Thank you to everyone who supported the Bill. Except for property developers, all submitters supported mandatory Inclusionary Zoning in principle. There was some concern that our policy is too ambitious and will prove unprofitable for the development industry. But not only has a housing market premised on developer profit already failed, it's worth noting that one of the largest costs to developers is the highly over-inflated value of land. Land values are highly responsive to developer profits, such that they rise and fall with expected developer profits and costs. As profits have grown, so has the cost of land. Research suggests that the increased cost of inclusionary zoning doesn't result in reduced developer profits, because the costs are transmitted to land values. Besides, developers have been making record profits for years and delivered us to a point of crisis — the solution isn't to tweak the system to make developers more profitable, it's to directly invest in building public housing. The Committee is due to publish its report  by 19 October, 2023.

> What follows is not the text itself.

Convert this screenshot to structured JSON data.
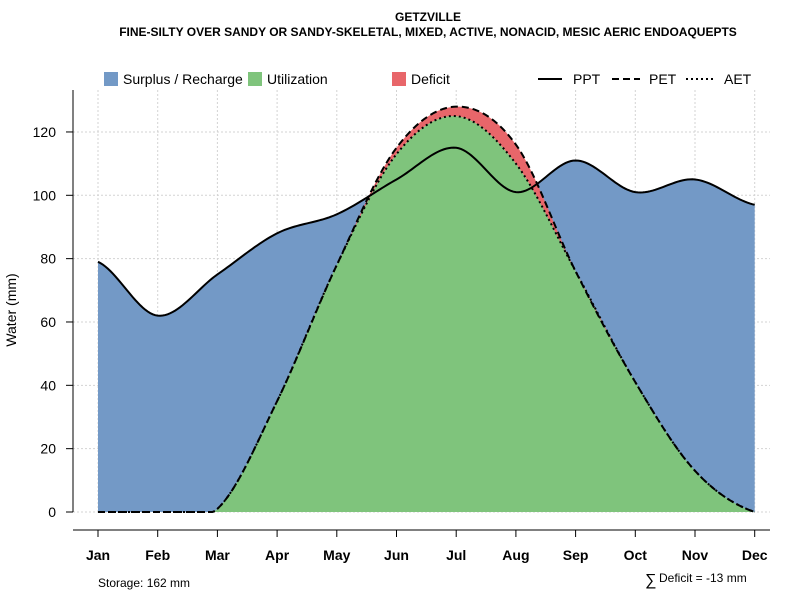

Queensland can have high-quality, decent public housing for all of us

Public housing used to be built not just for the most vulnerable but for everyday working people and their families. Decades of under investment by both Labor and the LNP means that our public housing stock is crumbling, can't keep up with the demand for affordable housing, and ordinary people are ending up homeless.

While families sleep in tents and workers can't afford the rent, property developers are getting richer and richer.

Property developers and their friends in the Labor Party and LNP promise that new luxury apartment blocks and new developments will address the housing crisis. Property developers, the Labor Party, and the LNP are lying.

Despite huge amounts of new developments in places like West End and South Brisbane, house prices and rents in these areas keep getting higher, and more and more people are falling into housing stress.  

It’s time property developers paid their fair share by giving a small portion of their developments to the state as public housing.

Public housing should be beautiful, accessible, and well-located. Public housing should be available to anyone who needs it. Across Europe and other parts of the world, public housing is available for anyone who needs it, including teachers, nurses, construction workers and essential service workers.

We could achieve the same here in Queensland with our inclusionary zoning policy.